Synopsis of Module Content

It builds upon and deepens the work of the level one modules ‘Criminological Imagination’, ‘Theories of Crime and Punishment’, and ‘Introduction to Social Science Research’.  The focus of this module is on one of the two dyads of the square of crime, namely ‘crime and its control (formal and informal)’.  The ‘Offending and Victimisation’ co-requisite to this module focuses on the other dyad, the relationship of offenders and victims.

The first semester of Responses to Crime will review the institutions, actors and processes of the ‘modern’, bureaucratic-professional nation-state system of crime control (‘the Criminal Justice System or ‘cops, courts and corrections’), plus developments in crime prevention policies.  The second semester will place these developments in theoretical context, by examining the main contours of David Garland’s late modern crime control complex.

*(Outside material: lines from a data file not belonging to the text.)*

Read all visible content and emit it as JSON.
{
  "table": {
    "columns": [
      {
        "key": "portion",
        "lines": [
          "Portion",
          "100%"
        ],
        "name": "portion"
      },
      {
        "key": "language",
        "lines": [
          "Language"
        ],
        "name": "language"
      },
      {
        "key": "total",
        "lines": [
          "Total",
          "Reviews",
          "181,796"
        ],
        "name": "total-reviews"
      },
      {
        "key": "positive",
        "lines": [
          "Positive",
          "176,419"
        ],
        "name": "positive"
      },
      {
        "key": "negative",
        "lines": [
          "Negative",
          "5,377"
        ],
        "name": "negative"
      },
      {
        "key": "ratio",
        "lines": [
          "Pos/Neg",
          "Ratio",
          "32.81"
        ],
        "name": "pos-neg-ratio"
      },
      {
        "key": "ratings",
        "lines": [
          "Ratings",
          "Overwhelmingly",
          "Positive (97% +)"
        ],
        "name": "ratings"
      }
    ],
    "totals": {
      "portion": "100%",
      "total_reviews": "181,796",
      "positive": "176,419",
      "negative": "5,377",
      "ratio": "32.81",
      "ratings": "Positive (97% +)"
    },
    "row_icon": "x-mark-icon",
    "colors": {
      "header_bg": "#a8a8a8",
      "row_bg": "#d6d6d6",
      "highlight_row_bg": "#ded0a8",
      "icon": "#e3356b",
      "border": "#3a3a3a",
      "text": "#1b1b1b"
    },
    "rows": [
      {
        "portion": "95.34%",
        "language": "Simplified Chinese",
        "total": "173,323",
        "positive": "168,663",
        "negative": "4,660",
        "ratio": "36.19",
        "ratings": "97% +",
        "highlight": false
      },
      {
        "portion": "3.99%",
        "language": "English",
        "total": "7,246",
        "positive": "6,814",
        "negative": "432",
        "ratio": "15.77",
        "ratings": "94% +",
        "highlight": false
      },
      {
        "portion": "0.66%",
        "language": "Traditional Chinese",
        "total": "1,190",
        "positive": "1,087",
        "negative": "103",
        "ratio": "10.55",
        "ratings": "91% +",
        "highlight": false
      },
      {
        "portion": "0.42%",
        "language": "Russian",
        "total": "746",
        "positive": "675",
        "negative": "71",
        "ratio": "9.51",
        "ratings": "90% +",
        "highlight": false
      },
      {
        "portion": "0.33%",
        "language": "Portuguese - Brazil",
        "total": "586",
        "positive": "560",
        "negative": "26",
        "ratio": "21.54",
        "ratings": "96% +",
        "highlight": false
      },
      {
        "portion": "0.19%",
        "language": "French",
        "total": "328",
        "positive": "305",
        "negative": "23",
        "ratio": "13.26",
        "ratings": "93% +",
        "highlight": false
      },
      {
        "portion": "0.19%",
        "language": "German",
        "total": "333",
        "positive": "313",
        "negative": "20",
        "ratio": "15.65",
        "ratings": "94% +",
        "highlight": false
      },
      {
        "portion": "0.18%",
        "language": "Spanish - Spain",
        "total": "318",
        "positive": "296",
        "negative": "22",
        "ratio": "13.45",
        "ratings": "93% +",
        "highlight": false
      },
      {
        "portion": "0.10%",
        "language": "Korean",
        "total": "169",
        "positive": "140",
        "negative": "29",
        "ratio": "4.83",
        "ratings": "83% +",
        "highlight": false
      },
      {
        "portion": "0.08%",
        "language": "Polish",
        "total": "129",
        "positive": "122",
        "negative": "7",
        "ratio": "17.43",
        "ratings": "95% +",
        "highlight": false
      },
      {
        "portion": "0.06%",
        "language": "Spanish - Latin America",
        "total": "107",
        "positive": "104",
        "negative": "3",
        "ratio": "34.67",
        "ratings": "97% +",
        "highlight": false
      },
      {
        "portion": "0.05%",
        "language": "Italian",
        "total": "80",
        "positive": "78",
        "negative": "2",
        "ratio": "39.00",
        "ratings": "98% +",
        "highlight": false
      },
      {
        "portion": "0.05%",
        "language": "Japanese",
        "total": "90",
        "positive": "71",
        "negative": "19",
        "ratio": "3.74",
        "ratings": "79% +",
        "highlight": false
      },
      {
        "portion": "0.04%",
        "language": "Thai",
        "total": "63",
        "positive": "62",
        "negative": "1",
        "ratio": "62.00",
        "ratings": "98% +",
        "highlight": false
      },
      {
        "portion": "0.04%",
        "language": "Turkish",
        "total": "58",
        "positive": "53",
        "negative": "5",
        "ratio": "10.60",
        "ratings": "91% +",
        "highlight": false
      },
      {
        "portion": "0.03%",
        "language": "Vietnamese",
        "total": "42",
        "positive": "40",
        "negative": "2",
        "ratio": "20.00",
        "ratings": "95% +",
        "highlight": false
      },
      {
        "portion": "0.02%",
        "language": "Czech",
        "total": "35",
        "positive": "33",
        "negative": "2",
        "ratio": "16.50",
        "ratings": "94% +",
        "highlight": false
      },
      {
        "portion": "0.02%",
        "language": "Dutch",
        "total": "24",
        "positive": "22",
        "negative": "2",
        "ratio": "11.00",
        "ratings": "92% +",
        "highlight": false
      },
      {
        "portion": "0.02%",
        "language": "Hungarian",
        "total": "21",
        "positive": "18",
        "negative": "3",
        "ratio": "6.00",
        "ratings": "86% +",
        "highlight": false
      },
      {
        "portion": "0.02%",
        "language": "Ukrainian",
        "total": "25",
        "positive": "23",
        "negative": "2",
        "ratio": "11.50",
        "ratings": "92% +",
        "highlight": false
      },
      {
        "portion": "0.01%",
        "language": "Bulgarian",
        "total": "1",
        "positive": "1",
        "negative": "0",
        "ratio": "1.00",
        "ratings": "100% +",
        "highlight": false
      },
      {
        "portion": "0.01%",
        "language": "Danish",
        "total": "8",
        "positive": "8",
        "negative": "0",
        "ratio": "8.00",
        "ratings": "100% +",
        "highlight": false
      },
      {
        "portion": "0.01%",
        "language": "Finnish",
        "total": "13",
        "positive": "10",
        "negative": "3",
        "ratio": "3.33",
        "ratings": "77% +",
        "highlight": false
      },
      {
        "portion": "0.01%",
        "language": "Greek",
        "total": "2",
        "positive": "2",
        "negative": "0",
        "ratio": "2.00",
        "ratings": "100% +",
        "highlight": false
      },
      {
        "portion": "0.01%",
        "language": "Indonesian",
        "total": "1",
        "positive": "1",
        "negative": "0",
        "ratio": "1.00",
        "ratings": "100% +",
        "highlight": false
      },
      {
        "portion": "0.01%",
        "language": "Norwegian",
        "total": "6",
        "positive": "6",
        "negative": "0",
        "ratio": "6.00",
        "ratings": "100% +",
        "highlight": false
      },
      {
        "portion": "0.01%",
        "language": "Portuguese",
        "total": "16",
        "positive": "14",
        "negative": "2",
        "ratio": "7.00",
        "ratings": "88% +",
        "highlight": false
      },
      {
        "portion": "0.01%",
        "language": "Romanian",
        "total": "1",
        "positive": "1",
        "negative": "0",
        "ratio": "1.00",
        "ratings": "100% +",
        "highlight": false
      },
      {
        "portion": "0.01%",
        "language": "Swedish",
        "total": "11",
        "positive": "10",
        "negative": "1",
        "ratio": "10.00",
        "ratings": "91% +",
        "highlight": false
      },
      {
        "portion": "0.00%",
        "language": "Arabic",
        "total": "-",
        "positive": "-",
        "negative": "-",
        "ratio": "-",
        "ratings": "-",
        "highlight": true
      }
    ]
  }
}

The module addresses the key thematic of the shifts in the discourses and practices involved in the governance of security.  These include the decline of the ‘penal-welfare’ discourses associated with the social democratic welfare state in the UK. It also includes the increasingly pluralised sectors of policing, penalty, prevention, and the techniques of multi-agency
‘community-based’ partnerships.

The module goes on to explore global developments in crime control, by introducing and assessing transnational institutions and processes in the governance of crime and security.

Finally, the module explores the possible futures of both crime control and criminology from a comparative social scientific perspective.  

Opportunities for Formative Assessment

Formative feedback on seminar work.

Arrangements for Feedback on Work

Students will be provided with copies of standardised feedback forms, and generic overview feedback for the assessments will be posted to Learning Central.

Indicative Reading

Garland, D (2001)The Culture of Control, Oxford University Press.

Hughes, G (2007) The politics of crime and community, Palgrave.

Maguire, M et al (eds) (2007)  Oxford Handbook of Criminology, 4th Edition, OUP.

Cavadino, M. and Dignan, J. (2007) The Penal System. London; Sage

Muncie, J, McLaughlin, E and Hughes G (2003) Criminological Perspectives 3rd Edition, Sage.